Safety studies on intravenous infusion of a potent angiogenesis inhibitor: taurocholate-conjugated low molecular weight heparin derivative LHT7 in preclinical models

Abstract

Context: As a class of angiogenesis inhibitors, heparin conjugates have shown significant effectiveness in several studies.

Objectives: The purpose of our current study is to evaluate the effectiveness and safety of infusing the conjugate of low molecular weight heparin and taurocholate (LHT7), which has been developed as a potent angiogenesis inhibitor.

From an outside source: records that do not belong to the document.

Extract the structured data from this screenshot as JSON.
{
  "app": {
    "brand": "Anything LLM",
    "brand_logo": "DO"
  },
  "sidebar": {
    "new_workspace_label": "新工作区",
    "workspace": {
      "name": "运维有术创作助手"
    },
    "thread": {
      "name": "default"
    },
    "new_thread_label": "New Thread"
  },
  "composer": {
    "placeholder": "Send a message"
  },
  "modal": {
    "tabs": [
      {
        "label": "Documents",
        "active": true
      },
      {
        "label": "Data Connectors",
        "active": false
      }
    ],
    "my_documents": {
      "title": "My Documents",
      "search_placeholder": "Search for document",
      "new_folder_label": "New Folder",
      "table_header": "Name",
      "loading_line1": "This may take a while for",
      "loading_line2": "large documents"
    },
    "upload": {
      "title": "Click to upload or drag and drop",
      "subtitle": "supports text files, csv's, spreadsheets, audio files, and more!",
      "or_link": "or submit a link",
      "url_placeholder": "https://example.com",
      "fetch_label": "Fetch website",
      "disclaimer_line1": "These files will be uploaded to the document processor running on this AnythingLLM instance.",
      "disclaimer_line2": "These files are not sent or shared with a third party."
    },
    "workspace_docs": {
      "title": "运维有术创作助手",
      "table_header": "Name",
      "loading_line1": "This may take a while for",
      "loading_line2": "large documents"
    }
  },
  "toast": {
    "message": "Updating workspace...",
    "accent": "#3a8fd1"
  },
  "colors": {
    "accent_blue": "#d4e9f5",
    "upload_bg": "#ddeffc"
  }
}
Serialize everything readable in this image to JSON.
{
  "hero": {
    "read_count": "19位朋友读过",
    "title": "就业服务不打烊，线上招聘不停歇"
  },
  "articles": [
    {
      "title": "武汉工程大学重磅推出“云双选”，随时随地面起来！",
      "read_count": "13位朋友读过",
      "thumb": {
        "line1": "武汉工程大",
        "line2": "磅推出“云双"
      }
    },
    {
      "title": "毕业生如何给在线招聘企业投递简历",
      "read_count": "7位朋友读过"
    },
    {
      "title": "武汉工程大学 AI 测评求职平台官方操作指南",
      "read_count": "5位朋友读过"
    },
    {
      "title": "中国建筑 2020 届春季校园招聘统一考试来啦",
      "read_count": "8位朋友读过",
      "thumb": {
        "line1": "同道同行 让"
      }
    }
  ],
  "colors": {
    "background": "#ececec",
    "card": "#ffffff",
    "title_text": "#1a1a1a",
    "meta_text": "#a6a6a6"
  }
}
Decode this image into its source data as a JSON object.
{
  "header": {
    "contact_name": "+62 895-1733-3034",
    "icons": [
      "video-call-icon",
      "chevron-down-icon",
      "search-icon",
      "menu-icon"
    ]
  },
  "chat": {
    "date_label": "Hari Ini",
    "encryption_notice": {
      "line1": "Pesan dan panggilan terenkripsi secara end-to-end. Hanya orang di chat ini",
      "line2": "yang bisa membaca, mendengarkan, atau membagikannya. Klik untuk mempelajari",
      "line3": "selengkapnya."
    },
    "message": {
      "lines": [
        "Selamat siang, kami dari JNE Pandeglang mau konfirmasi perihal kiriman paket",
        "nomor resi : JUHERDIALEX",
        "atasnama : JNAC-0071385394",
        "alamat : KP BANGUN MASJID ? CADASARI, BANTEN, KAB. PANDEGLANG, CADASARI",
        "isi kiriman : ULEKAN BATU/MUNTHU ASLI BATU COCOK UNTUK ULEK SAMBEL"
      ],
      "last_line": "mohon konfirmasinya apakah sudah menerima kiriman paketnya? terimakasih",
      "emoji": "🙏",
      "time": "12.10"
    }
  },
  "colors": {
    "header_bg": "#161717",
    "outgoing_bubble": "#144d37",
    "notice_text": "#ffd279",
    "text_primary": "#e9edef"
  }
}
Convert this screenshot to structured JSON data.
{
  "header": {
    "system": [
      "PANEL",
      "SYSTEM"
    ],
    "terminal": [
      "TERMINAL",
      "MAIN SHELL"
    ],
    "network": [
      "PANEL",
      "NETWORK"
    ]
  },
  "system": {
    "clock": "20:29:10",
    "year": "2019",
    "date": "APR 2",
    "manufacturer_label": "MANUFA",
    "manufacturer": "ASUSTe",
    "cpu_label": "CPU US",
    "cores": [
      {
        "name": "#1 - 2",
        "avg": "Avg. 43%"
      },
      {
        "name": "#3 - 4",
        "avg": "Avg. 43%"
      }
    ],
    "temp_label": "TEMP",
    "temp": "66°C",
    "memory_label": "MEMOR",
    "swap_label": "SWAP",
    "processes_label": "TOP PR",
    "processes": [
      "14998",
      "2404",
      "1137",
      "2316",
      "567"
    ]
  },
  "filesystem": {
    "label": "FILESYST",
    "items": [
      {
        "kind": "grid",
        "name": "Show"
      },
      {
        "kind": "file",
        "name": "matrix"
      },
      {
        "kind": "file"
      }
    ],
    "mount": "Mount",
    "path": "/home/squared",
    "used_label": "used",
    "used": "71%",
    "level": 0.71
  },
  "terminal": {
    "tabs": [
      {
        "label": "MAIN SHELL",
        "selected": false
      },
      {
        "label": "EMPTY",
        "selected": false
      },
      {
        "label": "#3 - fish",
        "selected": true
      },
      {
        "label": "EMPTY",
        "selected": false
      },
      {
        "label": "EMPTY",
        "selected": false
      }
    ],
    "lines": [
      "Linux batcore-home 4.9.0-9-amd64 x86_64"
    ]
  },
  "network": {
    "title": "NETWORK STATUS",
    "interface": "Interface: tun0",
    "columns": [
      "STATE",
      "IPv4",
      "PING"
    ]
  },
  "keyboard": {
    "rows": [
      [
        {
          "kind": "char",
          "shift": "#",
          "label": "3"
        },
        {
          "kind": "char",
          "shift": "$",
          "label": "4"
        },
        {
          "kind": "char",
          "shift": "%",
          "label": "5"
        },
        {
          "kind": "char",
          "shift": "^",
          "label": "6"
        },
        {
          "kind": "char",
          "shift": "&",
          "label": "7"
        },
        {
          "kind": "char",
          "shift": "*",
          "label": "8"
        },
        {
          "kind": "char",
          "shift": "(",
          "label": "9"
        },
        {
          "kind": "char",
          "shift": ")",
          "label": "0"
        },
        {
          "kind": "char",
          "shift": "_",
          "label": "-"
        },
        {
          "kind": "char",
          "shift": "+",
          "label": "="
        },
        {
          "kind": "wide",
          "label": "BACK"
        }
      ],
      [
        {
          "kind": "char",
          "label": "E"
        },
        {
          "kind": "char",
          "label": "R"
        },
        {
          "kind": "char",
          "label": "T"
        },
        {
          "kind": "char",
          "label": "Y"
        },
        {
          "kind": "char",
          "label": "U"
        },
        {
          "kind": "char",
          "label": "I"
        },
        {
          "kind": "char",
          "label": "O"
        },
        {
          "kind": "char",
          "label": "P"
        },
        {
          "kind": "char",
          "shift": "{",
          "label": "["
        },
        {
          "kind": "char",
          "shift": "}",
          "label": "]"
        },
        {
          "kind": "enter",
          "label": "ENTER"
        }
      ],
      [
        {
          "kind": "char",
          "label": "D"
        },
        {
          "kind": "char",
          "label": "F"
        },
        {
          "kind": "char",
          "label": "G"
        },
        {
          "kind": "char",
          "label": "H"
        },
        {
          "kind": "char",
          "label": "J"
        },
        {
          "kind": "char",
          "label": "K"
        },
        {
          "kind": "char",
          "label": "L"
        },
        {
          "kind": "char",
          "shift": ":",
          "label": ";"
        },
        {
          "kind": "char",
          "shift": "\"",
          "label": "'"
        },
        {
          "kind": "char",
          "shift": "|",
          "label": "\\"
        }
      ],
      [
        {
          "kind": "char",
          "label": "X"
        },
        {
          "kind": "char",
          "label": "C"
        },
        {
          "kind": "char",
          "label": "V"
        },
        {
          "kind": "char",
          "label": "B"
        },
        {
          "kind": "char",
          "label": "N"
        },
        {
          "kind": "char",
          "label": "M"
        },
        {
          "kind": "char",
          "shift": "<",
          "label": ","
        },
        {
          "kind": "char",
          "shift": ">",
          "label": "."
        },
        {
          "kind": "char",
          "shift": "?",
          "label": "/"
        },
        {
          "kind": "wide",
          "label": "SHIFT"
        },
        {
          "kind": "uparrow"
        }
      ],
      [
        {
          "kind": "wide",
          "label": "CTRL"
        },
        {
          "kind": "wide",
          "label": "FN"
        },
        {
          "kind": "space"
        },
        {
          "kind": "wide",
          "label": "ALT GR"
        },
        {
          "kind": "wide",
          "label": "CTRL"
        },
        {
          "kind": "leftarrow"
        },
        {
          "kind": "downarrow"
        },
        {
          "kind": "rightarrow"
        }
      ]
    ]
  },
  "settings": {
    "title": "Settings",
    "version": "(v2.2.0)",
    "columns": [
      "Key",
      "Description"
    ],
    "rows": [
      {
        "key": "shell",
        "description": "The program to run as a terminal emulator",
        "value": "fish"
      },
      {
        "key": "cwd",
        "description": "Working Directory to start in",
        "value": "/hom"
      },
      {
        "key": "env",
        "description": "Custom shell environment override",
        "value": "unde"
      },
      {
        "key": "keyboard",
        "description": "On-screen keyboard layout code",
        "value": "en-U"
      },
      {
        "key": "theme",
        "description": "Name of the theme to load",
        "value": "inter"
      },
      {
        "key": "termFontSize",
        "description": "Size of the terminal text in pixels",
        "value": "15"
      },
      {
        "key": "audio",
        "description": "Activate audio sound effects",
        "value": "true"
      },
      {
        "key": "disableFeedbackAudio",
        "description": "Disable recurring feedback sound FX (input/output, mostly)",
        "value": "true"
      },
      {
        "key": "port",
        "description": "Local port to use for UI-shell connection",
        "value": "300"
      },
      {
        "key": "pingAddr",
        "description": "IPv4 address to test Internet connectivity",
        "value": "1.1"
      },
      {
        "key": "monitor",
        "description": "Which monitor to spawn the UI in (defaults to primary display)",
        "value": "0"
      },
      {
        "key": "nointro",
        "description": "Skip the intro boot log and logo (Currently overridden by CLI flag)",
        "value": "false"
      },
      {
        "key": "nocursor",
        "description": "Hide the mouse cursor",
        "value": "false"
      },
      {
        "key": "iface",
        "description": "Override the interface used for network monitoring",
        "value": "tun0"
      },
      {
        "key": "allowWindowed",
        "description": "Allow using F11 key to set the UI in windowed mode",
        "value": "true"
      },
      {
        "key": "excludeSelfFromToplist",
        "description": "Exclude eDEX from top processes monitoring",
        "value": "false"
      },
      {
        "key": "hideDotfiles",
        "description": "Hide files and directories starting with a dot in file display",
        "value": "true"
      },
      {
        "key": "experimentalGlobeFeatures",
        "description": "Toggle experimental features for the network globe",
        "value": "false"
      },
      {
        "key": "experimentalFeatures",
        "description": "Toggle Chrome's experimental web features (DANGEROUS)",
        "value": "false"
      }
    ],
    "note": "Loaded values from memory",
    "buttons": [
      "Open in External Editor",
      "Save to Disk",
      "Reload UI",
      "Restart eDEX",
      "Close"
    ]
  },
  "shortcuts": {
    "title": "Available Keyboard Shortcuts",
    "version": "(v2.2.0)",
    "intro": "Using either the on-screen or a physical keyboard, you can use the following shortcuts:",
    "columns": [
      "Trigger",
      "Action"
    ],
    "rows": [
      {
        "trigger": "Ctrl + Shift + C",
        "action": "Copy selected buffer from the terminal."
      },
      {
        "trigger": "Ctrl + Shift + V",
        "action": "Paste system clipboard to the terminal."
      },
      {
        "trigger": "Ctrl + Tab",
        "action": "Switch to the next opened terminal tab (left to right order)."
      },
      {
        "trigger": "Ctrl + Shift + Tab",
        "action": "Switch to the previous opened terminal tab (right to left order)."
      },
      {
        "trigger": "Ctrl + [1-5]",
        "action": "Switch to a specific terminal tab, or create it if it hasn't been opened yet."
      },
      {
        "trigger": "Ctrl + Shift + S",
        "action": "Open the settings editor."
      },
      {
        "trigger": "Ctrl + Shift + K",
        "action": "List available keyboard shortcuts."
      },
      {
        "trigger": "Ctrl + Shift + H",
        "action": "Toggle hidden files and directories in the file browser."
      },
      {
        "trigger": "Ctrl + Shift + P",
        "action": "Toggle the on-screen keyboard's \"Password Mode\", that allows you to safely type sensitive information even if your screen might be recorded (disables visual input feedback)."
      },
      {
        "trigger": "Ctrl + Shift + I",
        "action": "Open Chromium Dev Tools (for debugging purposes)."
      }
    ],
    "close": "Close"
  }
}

Methods: To evaluate its safety, the method of intravenous infusion was compared with its i.v. bolus administration. Intravenous infusion was administered at a rate of 400 μl/min/kg of body weight for 30 min. Pharmacokinetic (PK) analysis, organ accumulation, and plasma concentration profiles of LHT7 were measured. The anticancer effect of LHT7 was evaluated in murine and human xenograft models, and preclinical studies were performed in SD rats and beagle dogs.

Results: The results of the PK studies showed reduced organ accumulation in mice and the AUC(0-96 h) (area under the curve) was increased up to 1485 ± 125 h × μg/ml. The efficacy, at dose 1 mg/kg/2 d was higher for i.v. infusion than for i.v. bolus administration in both murine and human cancer models. The preclinical studies showed the safety dose of LHT7 is less than 20 mg/kg in SD rats and in the next safety analysis in beagle dogs showed that there were no organ-specific adverse effects in higher doses, such as, 12 mg/kg. LHT7 showed sustained effects with minimized adverse events when administered through i.v. infusion.

Conclusions: LHT7 (i.v. infusion) could be safely used for further clinical development as a multi-targeting anti-angiogenic agent.

Keywords: Angiogenesis inhibitor; intravenous infusion; low molecular weight taurocholate conjugated heparin derivative; preclinical study; safety.